The NFT loan marketplace, NFTfi recently raised $5 million to bolster its platform. The South Africa-based company allows users to put their NFTs up as collateral in order to secure loans. By the same token, it is also possible to offer other users loans on their NFTs.
NFTfi offers peer-to-peer loans
NFTfi made waves back in October when the largest NFT-backed loan to date occurred on its platform. That was a $1.42 million loan taken against Autoglyph #488, a high value NFT made by CryptoPunks creators’ Larva Labs.
Altogether this shows how important platforms like NFTfi can be. In the words of NFTfi founder, Stephen Young, “…we want to act as that catalyst for the NFT market, unlocking some of the value in these NFTs…” The funding it secured will go towards growing its services. For example, NFTfi plans to expand onto other blockchains. It currently serves NFTs on the Ethereum blockchain.
It should be noted that NFTfi’s peer-to-peer nature sets it apart from other NFT loan services. In other words, users offer and receive loans to and from each other. This is in contrast to other services, which themselves offer the loans to their users.
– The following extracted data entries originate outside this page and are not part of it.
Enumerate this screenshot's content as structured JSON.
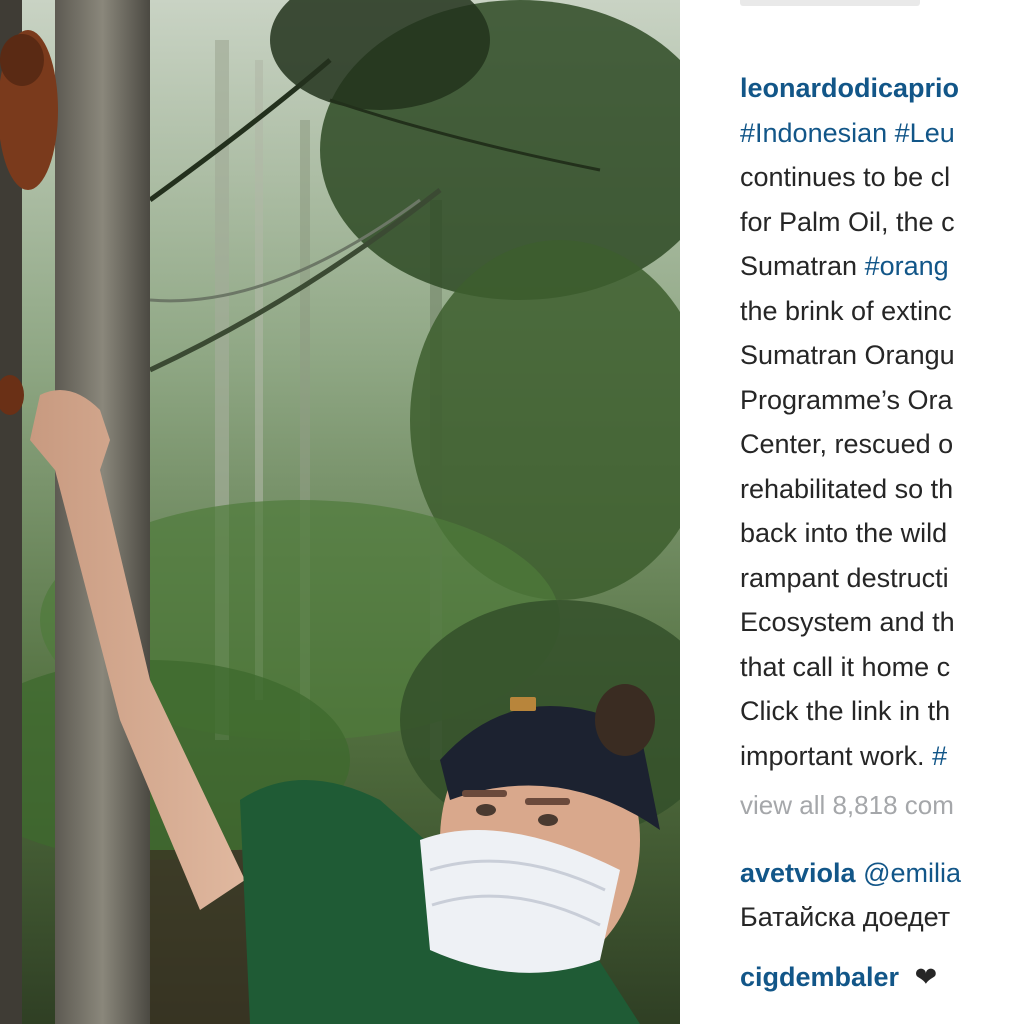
{
  "post": {
    "author": "leonardodicaprio",
    "caption_lines": [
      [
        "#Indonesian",
        " ",
        "#Leu"
      ],
      "continues to be cl",
      "for Palm Oil, the c",
      [
        "Sumatran ",
        "#orang"
      ],
      "the brink of extinc",
      "Sumatran Orangu",
      "Programme’s Ora",
      "Center, rescued o",
      "rehabilitated so th",
      "back into the wild",
      "rampant destructi",
      "Ecosystem and th",
      "that call it home c",
      "Click the link in th",
      [
        "important work. ",
        "#"
      ]
    ],
    "view_all_comments": "view all 8,818 com"
  },
  "comments": [
    {
      "user": "avetviola",
      "mention": "@emilia",
      "text": "Батайска доедет"
    },
    {
      "user": "cigdembaler",
      "text": "",
      "heart_icon": "heart-icon"
    }
  ],
  "colors": {
    "link": "#125688",
    "text": "#262626",
    "muted": "#a5a7aa"
  }
}
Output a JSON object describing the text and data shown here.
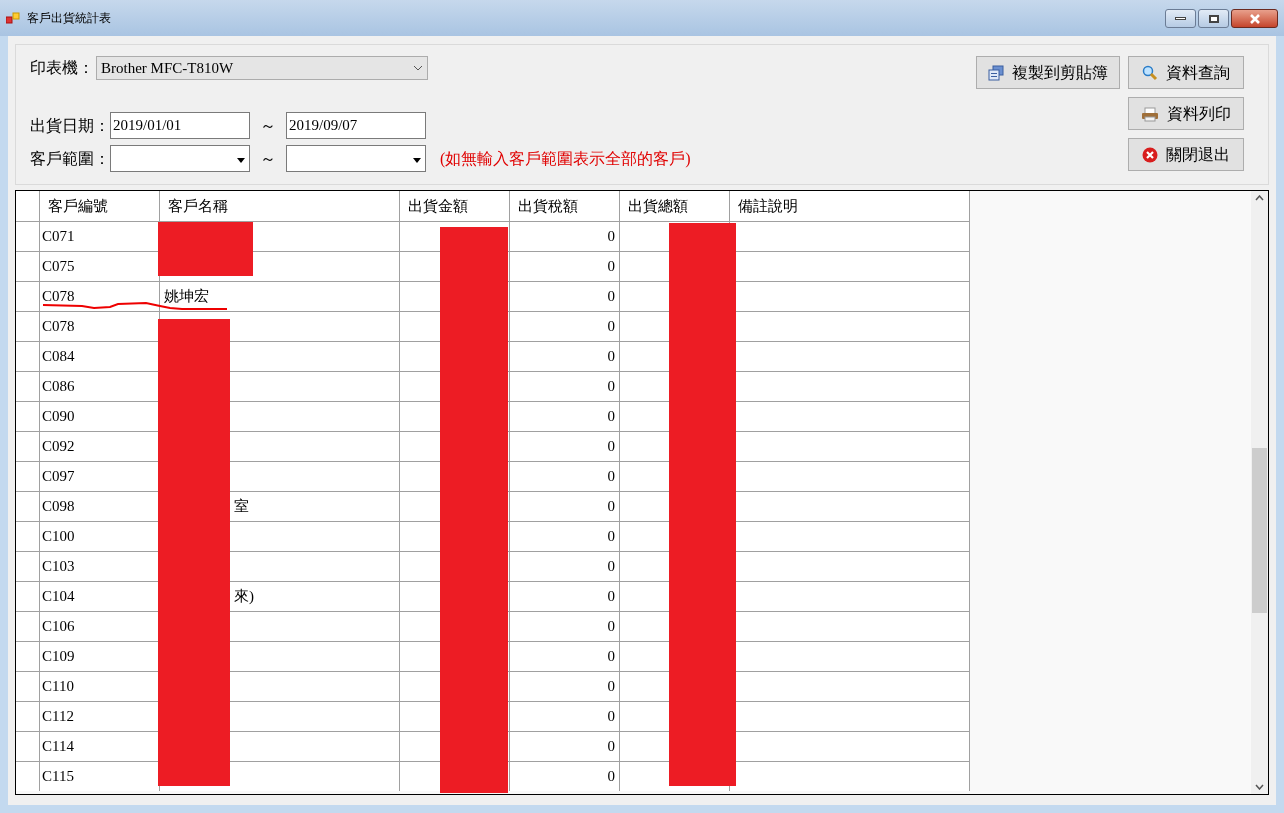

Without a doubt, it is not always easy to sell NFTs when you need tradeable currency on hand. In addition, holders of incredibly valuable NFTs such as a Bored Ape, may need Eth but not want to sell their NFT just yet.
Platforms like NFTfi solve this problem. Indeed the past year has seen a few different platforms make it possible to secure a loan by using NFTs as collateral.